Sagu, kata Bambang, mengandung resisten starch yang bisa bertahan lama di usus. Karena itu, sagu dapat menjadi probiotik yang berguna untuk melancarkan pencernaan. Dengan adanya bukti ini, keyakinan mengonsumsi terlalu banyak mie dapat berbahaya bagi usus pun terpatahkan.
Dengan mengonsumsi mie ini secara rutin juga diyakini dapat menjaga kesehatan. Bahkan, dia melanjutkan, manfaatnya akan terasa bagi para penderita diabetes sekalipun. Dari segi keawetan pun lebih lama dibanding mie terigu jika disimpan dengan kadar air sama.

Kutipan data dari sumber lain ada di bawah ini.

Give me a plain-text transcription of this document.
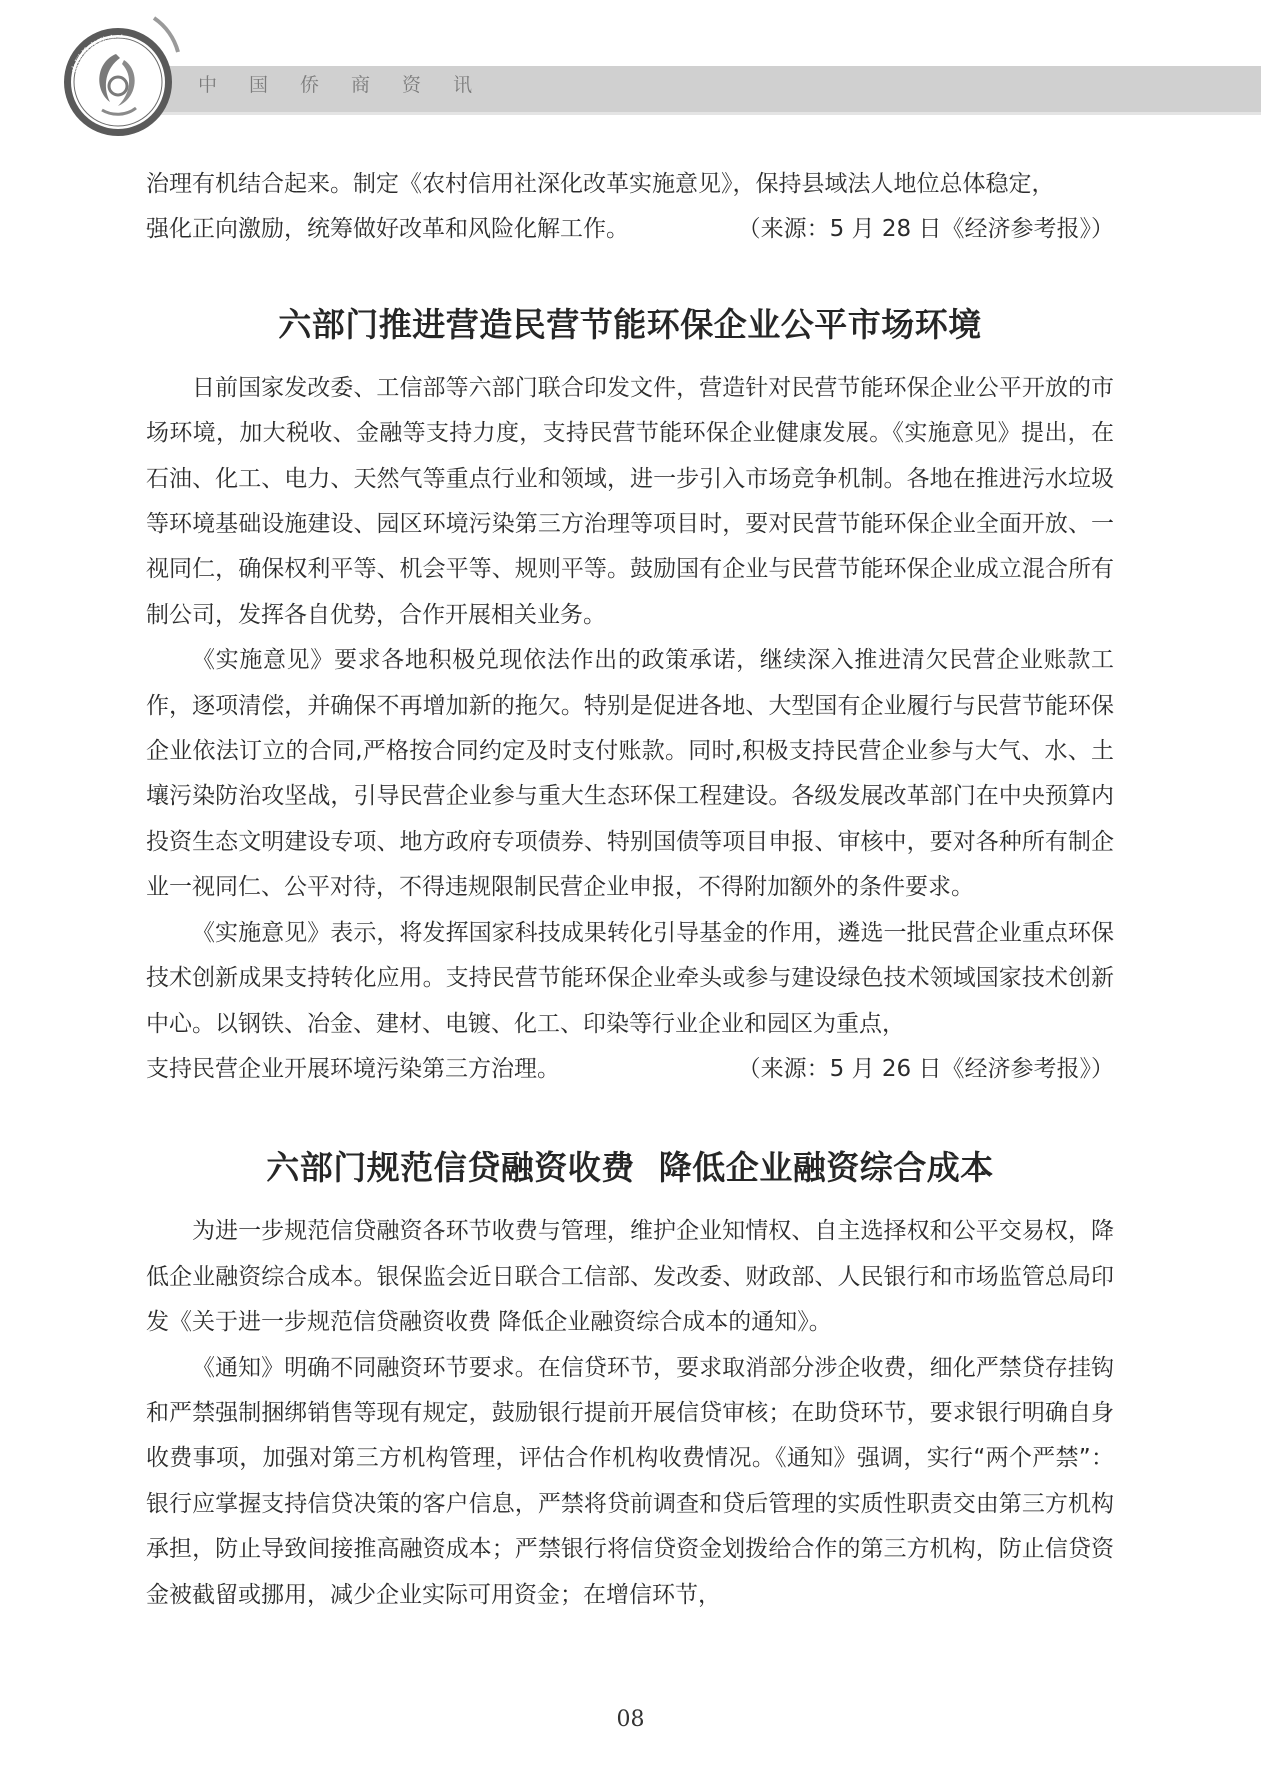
中国侨商资讯
中国侨商联合会

治理有机结合起来。制定《农村信用社深化改革实施意见》，保持县域法人地位总体稳定，

强化正向激励，统筹做好改革和风险化解工作。	（来源：5 月 28 日《经济参考报》）

六部门推进营造民营节能环保企业公平市场环境

日前国家发改委、工信部等六部门联合印发文件，营造针对民营节能环保企业公平开放的市场环境，加大税收、金融等支持力度，支持民营节能环保企业健康发展。《实施意见》提出，在石油、化工、电力、天然气等重点行业和领域，进一步引入市场竞争机制。各地在推进污水垃圾等环境基础设施建设、园区环境污染第三方治理等项目时，要对民营节能环保企业全面开放、一视同仁，确保权利平等、机会平等、规则平等。鼓励国有企业与民营节能环保企业成立混合所有制公司，发挥各自优势，合作开展相关业务。

《实施意见》要求各地积极兑现依法作出的政策承诺，继续深入推进清欠民营企业账款工作，逐项清偿，并确保不再增加新的拖欠。特别是促进各地、大型国有企业履行与民营节能环保企业依法订立的合同,严格按合同约定及时支付账款。同时,积极支持民营企业参与大气、水、土壤污染防治攻坚战，引导民营企业参与重大生态环保工程建设。各级发展改革部门在中央预算内投资生态文明建设专项、地方政府专项债券、特别国债等项目申报、审核中，要对各种所有制企业一视同仁、公平对待，不得违规限制民营企业申报，不得附加额外的条件要求。

《实施意见》表示，将发挥国家科技成果转化引导基金的作用，遴选一批民营企业重点环保技术创新成果支持转化应用。支持民营节能环保企业牵头或参与建设绿色技术领域国家技术创新中心。以钢铁、冶金、建材、电镀、化工、印染等行业企业和园区为重点，

支持民营企业开展环境污染第三方治理。	（来源：5 月 26 日《经济参考报》）

六部门规范信贷融资收费  降低企业融资综合成本

为进一步规范信贷融资各环节收费与管理，维护企业知情权、自主选择权和公平交易权，降低企业融资综合成本。银保监会近日联合工信部、发改委、财政部、人民银行和市场监管总局印发《关于进一步规范信贷融资收费 降低企业融资综合成本的通知》。

《通知》明确不同融资环节要求。在信贷环节，要求取消部分涉企收费，细化严禁贷存挂钩和严禁强制捆绑销售等现有规定，鼓励银行提前开展信贷审核；在助贷环节，要求银行明确自身收费事项，加强对第三方机构管理，评估合作机构收费情况。《通知》强调，实行“两个严禁”：银行应掌握支持信贷决策的客户信息，严禁将贷前调查和贷后管理的实质性职责交由第三方机构承担，防止导致间接推高融资成本；严禁银行将信贷资金划拨给合作的第三方机构，防止信贷资金被截留或挪用，减少企业实际可用资金；在增信环节，

08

Selain pada aspek kesehatan, menurut Bambang, inovasi mie ini juga dapat mengurangi ketergantungan pada sagu impor. Seperti diketahui, Indonesia merupakan negara pengonsumsi mie terbesar kedua di dunia setelah Tionghoa.
Pada 2008 nilai impor terigu Indonesia sudah mencapai Rp 22,5 triliun. Jumlah ini kemungkinan akan terus meningkat dari tahun ke tahun. Sebab, tanaman gandum yang merupakan bahan baku terigu tidak dapat tumbuh di Indonesia.
Jika dimanfaatkan secara optimal, Bambang menegaskan, sagu bisa menjadi komponen ketahanan pangan. Dengan kata lain, bisa menggantikan padi, jagung atau gandum.
Hasil penelitian BB Pascapanen sendiri menunjukkan pati sagu di Papua telah memenuhi SNI. Namun sayangnya, sagu yang menjadi bahan pangan utama di Maluku saat ini telah beralih ke beras. Penyebabnya, lantaran konversi lahan, transmigran dan juga stigma beras lebih bergengsi daripada sagu.
Pakar Sagu dari Institut Pertanian Bogor (IPB), Hasyim Bintoro mengungkapkan, luasnya areal sagu di Indonesia melebihi dari 90 persen total luas area sagu di dunia. Menurut dia, luasnya sebesar 5,5 juta hektare dari total 6,5 juta hektare area sagu di dunia. Besarnya produksi sagu ini seharusnya dapat dijadikan sebagai komoditas ketahanan pangan nasional.
Hasyim menerangkan, saat ini pengembangan sumber karbohidrat seperti padi dan jagung masih terkendala masalah luasan lahan yang sedikit. Kondisi terutama di Pulau Jawa yang lahannya sudah banyak beralih fungsi. Selain itu, sumber karbohidrat lain sangat bergantung cuaca dan ekstra perhatian pada pemeliharaan. Sementara sagu bisa tumbuh liar di hutan Indonesia.
Sekelompok mahasiswa IPB dan Jepang juga sempat memaparkan, sagu tanpa dipupuk bisa tetap menghasilkan pati sagu yang gizinya lebih baik dari padi dan lainnya. Kadar seratnya pun sangat tinggi sehingga pati sagu lama terlarut dan terserap. Karena itu, kata dia, dapat memberikan rasa kenyang lebih lama.
"Pati sagu juga tidak mengandung glutein, sehingga berpotensi sebagai pengganti gandum," terangnya.